Sometimes, a DBA will email me a question about Db2 for z/OS, and I'll respond in a pretty comprehensive way, and I'll look at that outbound message and think to myself, "Hmm. I may have written most of a blog entry there." This is one of those cases. I recently got a couple of questions about Db2 database access threads, or DBATs (threads associated with access to a Db2 subsystem through the distributed data facility, aka DDF), and I think the questions and answers might be of interest to a lot of people in the Db2 community. I am therefore packaging them in this blog entry. Off we go:
Question: When does a DBAT go from being active to idle, so that it is subject to the idle thread timeout setting for the Db2 subsystem?
Answer: OK, the first thing to understand here is that a DBAT is always active. Even when it's in the DBAT pool, a DBAT is active - it's just in a so-called disconnected state. A DBAT is idle when it is in-use (i.e., paired with a connection, which happens when a transaction comes along by way of that connection) and it’s not doing anything (or, more accurately, the transaction that was using the DBAT appears to Db2 to be doing nothing). It's normal for there to be some idle thread time for a DDF transaction - a client-side program issues a SQL statement, the result is sent back to that program, and the DBAT is briefly idle until the transaction's next SQL statement is issued. No big deal there. It's when idle time becomes really elongated that a DBAT might be affected by the Db2 subsystem's idle thread timeout value. That timeout value is specified via the IDTHTOIN parameter in the Db2 DSNZPARM module. The default value for IDTHTOIN is 120 seconds (check out the value on your Db2 system, and see if it's set to something other than 120).
Normally, at end-of-transaction there is a commit, and at that time the DBAT that had been used in processing the transaction goes back to the DBAT pool and the connection with which the DBAT had been paired goes back to an inactive state (inactive connections, a key contributor to Db2's connection scalability, are a server-side thing, invisible to a connected application - an inactive connection will go back to an active state when the next transaction associated with the connection begins). Can a DBAT in the pool be affected by the Db2 system's idle thread timeout value? No, but it is subject a limit specified by another ZPARM parameter called POOLINAC (more on that to come).
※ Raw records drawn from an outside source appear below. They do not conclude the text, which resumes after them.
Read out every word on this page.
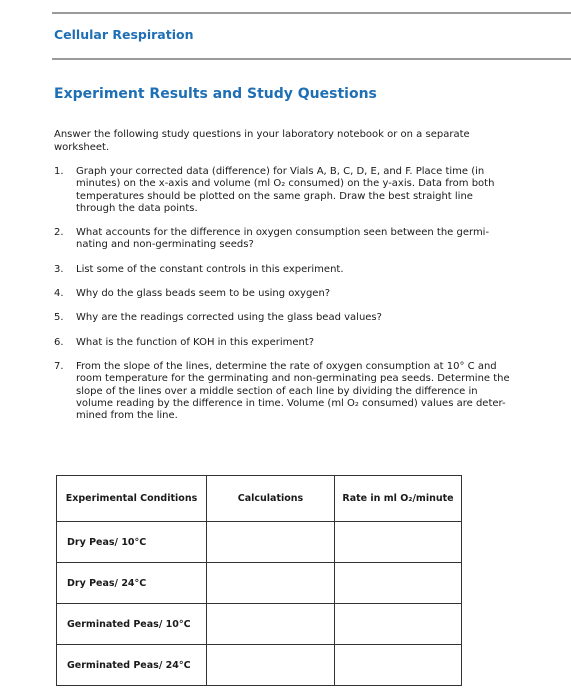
Cellular Respiration
Experiment Results and Study Questions
Answer the following study questions in your laboratory notebook or on a separate worksheet.
1. Graph your corrected data (difference) for Vials A, B, C, D, E, and F. Place time (in minutes) on the x-axis and volume (ml O₂ consumed) on the y-axis. Data from both temperatures should be plotted on the same graph. Draw the best straight line through the data points.
2. What accounts for the difference in oxygen consumption seen between the germi-nating and non-germinating seeds?
3. List some of the constant controls in this experiment.
4. Why do the glass beads seem to be using oxygen?
5. Why are the readings corrected using the glass bead values?
6. What is the function of KOH in this experiment?
7. From the slope of the lines, determine the rate of oxygen consumption at 10° C and room temperature for the germinating and non-germinating pea seeds. Determine the slope of the lines over a middle section of each line by dividing the difference in volume reading by the difference in time. Volume (ml O₂ consumed) values are deter-mined from the line.
Experimental Conditions	Calculations	Rate in ml O₂/minute
Dry Peas/ 10°C		
Dry Peas/ 24°C		
Germinated Peas/ 10°C		
Germinated Peas/ 24°C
Let's say that a DDF transaction starts but then never commits. That could happen because of a problem on the client application side, or it could be that the developer of the transaction program decided that a commit is not necessary because the transaction is read-only in nature (that in fact would be a not-good decision - every DDF transaction needs to commit, because even a read-only transaction will hold one or more table space or partition locks and one or more claims on database objects, and those locks and claims will not be released without a commit). Because the transaction has not committed, it is perceived by Db2 to be still in-flight, and for that reason the transaction's DBAT can't be separated from the associated connection and returned to the DBAT pool. The apparently (to Db2) in-flight transaction continues to do nothing, and the related DBAT remains idle for a longer and longer period of time. Eventually the IDTHTOIN limit will be reached for the idle thread (unless IDTHTOIN is set to 0, which means a DBAT can remain indefinitely idle), and Db2 terminates the DBAT and the associated connection.
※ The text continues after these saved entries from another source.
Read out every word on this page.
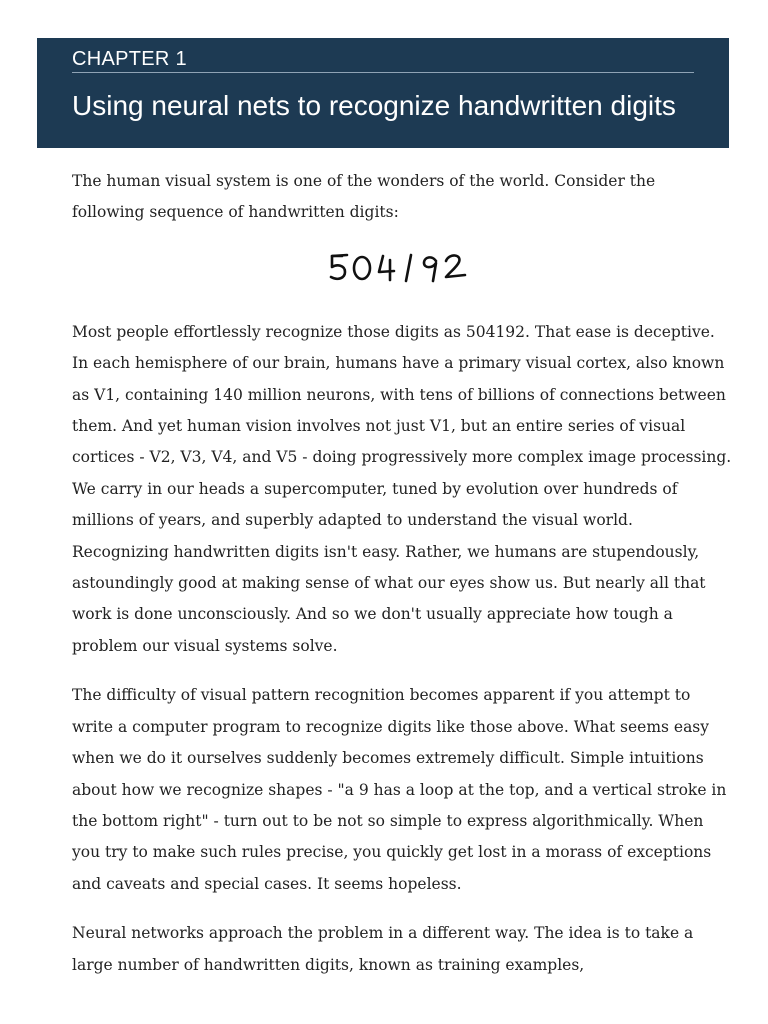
CHAPTER 1
Using neural nets to recognize handwritten digits

The human visual system is one of the wonders of the world. Consider the following sequence of handwritten digits:

Most people effortlessly recognize those digits as 504192. That ease is deceptive. In each hemisphere of our brain, humans have a primary visual cortex, also known as V1, containing 140 million neurons, with tens of billions of connections between them. And yet human vision involves not just V1, but an entire series of visual cortices - V2, V3, V4, and V5 - doing progressively more complex image processing. We carry in our heads a supercomputer, tuned by evolution over hundreds of millions of years, and superbly adapted to understand the visual world. Recognizing handwritten digits isn't easy. Rather, we humans are stupendously, astoundingly good at making sense of what our eyes show us. But nearly all that work is done unconsciously. And so we don't usually appreciate how tough a problem our visual systems solve.

The difficulty of visual pattern recognition becomes apparent if you attempt to write a computer program to recognize digits like those above. What seems easy when we do it ourselves suddenly becomes extremely difficult. Simple intuitions about how we recognize shapes - "a 9 has a loop at the top, and a vertical stroke in the bottom right" - turn out to be not so simple to express algorithmically. When you try to make such rules precise, you quickly get lost in a morass of exceptions and caveats and special cases. It seems hopeless.

Neural networks approach the problem in a different way. The idea is to take a large number of handwritten digits, known as training examples,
So, to recap: first, a DBAT does not go from active to idle, because a DBAT is always considered to be active - it's an in-use DBAT, as opposed to an in-the-pool DBAT, that can be idle. Second, an in-use DBAT will typically have at least some idle time (time when it seems to Db2 that the transaction associated with the DBAT is not doing anything - or, at least, not doing any SQL-related thing); it's when that "nothing SQL-related is happening" time gets long that the Db2 idle thread timeout limit can be reached for a DDF transaction and its DBAT.
[By the way, I mentioned earlier that when Db2 terminates a DDF transaction and its DBAT due to the idle thread timeout limit being reached, Db2 also terminates the connection with which the DDF transaction had been associated. If you'd prefer for Db2 to preserve the connection while terminating the transaction and the DBAT, you can get that behavior thanks to an enhancement introduced with Db2 12 for z/OS. The enhancement is enabled via specification of EXCEPTION_ROLLBACK as an attribute of a MONITOR IDLE THREADS row in the Db2 table SYSIBM.DSN_PROFILE_ATTRIBUTES. You can find more information about this enhancement in the Db2 for z/OS online documentation, at https://www.ibm.com/docs/en/db2-for-zos/12?topic=threads-monitoring-idle-by-using-profile-tables.]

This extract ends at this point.